Des appels à propositions de recherche pragmatiques
Fixer les règles des approches scientifiques à mettre en œuvre est la raison d'être des APR. Il leur revient de transcrire dans le champ scientifique la démarche générale de la programmation voulue par le ministère. Étant à la fois le produit du dialogue entre le Comité d'orientation et le Conseil scientifique, et l'outil de la mobilisation des communautés scientifiques, ils sont la pierre angulaire du dispositif de recherche. C'est à travers eux que s'exprime l'originalité scientifique des programmes, car leur conception et leur rédaction traduisent la façon dont sont recherchés les ajustements entre les ordres d'exigences respectives des deux organes en vue de lancer des recherches y répondant. Ils illustrent les innovations que cet exercice requiert. Ces innovations peuvent être regroupées sur deux axes majeurs : ouverture et diversité.

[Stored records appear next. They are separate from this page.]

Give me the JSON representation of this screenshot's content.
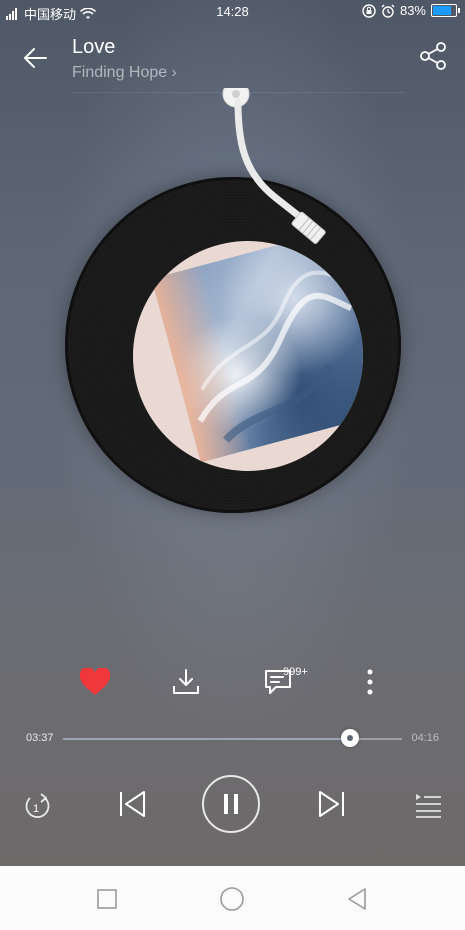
{
  "status_bar": {
    "carrier": "中国移动",
    "time": "14:28",
    "battery": "83%",
    "battery_level": 0.83
  },
  "header": {
    "title": "Love",
    "subtitle": "Finding Hope",
    "back_icon": "arrow-left-icon",
    "share_icon": "share-icon"
  },
  "actions": {
    "like_icon": "heart-icon",
    "download_icon": "download-icon",
    "comments_icon": "comment-icon",
    "comments_count": "999+",
    "more_icon": "more-vertical-icon"
  },
  "progress": {
    "current": "03:37",
    "total": "04:16",
    "fraction": 0.848
  },
  "controls": {
    "repeat_icon": "repeat-one-icon",
    "prev_icon": "skip-previous-icon",
    "play_pause_icon": "pause-icon",
    "next_icon": "skip-next-icon",
    "playlist_icon": "playlist-icon"
  },
  "navbar": {
    "recents_icon": "square-icon",
    "home_icon": "circle-icon",
    "back_icon": "triangle-back-icon"
  },
  "colors": {
    "heart": "#f0373c",
    "accent_battery": "#1e9bff",
    "text": "#ffffff"
  }
}
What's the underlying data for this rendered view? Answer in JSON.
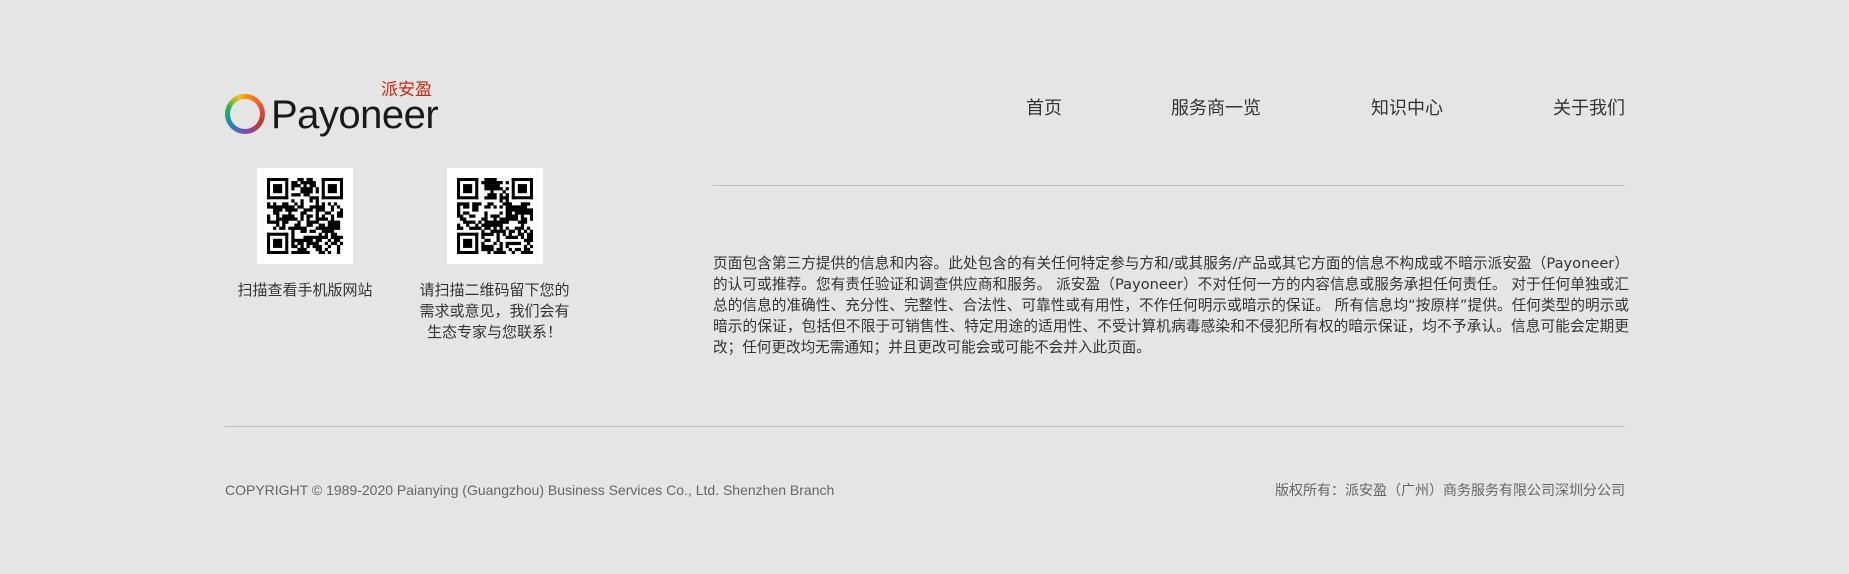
{
  "brand": {
    "name": "Payoneer",
    "cn_name": "派安盈",
    "accent_color": "#d4240f"
  },
  "nav": {
    "items": [
      {
        "label": "首页"
      },
      {
        "label": "服务商一览"
      },
      {
        "label": "知识中心"
      },
      {
        "label": "关于我们"
      }
    ]
  },
  "qr_codes": [
    {
      "icon": "qr-code-icon",
      "caption_lines": [
        "扫描查看手机版网站"
      ]
    },
    {
      "icon": "qr-code-icon",
      "caption_lines": [
        "请扫描二维码留下您的",
        "需求或意见，我们会有",
        "生态专家与您联系！"
      ]
    }
  ],
  "disclaimer": "页面包含第三方提供的信息和内容。此处包含的有关任何特定参与方和/或其服务/产品或其它方面的信息不构成或不暗示派安盈（Payoneer）的认可或推荐。您有责任验证和调查供应商和服务。 派安盈（Payoneer）不对任何一方的内容信息或服务承担任何责任。 对于任何单独或汇总的信息的准确性、充分性、完整性、合法性、可靠性或有用性，不作任何明示或暗示的保证。 所有信息均“按原样”提供。任何类型的明示或暗示的保证，包括但不限于可销售性、特定用途的适用性、不受计算机病毒感染和不侵犯所有权的暗示保证，均不予承认。信息可能会定期更改；任何更改均无需通知；并且更改可能会或可能不会并入此页面。",
  "copyright": "COPYRIGHT © 1989-2020 Paianying (Guangzhou) Business Services Co., Ltd. Shenzhen Branch",
  "rights": "版权所有：派安盈（广州）商务服务有限公司深圳分公司"
}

Une ouverture à cinq facettes
L'ouverture a cinq facettes. Quatre d'entre elles concernent l'éventail des disciplines auxquelles il est simultanément fait appel dans un programme donné. Elles se retrouvent dans tous les programmes, même si c'est à des degrés divers. La cinquième, moins systématique, porte sur la composition même de l'équipe de recherche.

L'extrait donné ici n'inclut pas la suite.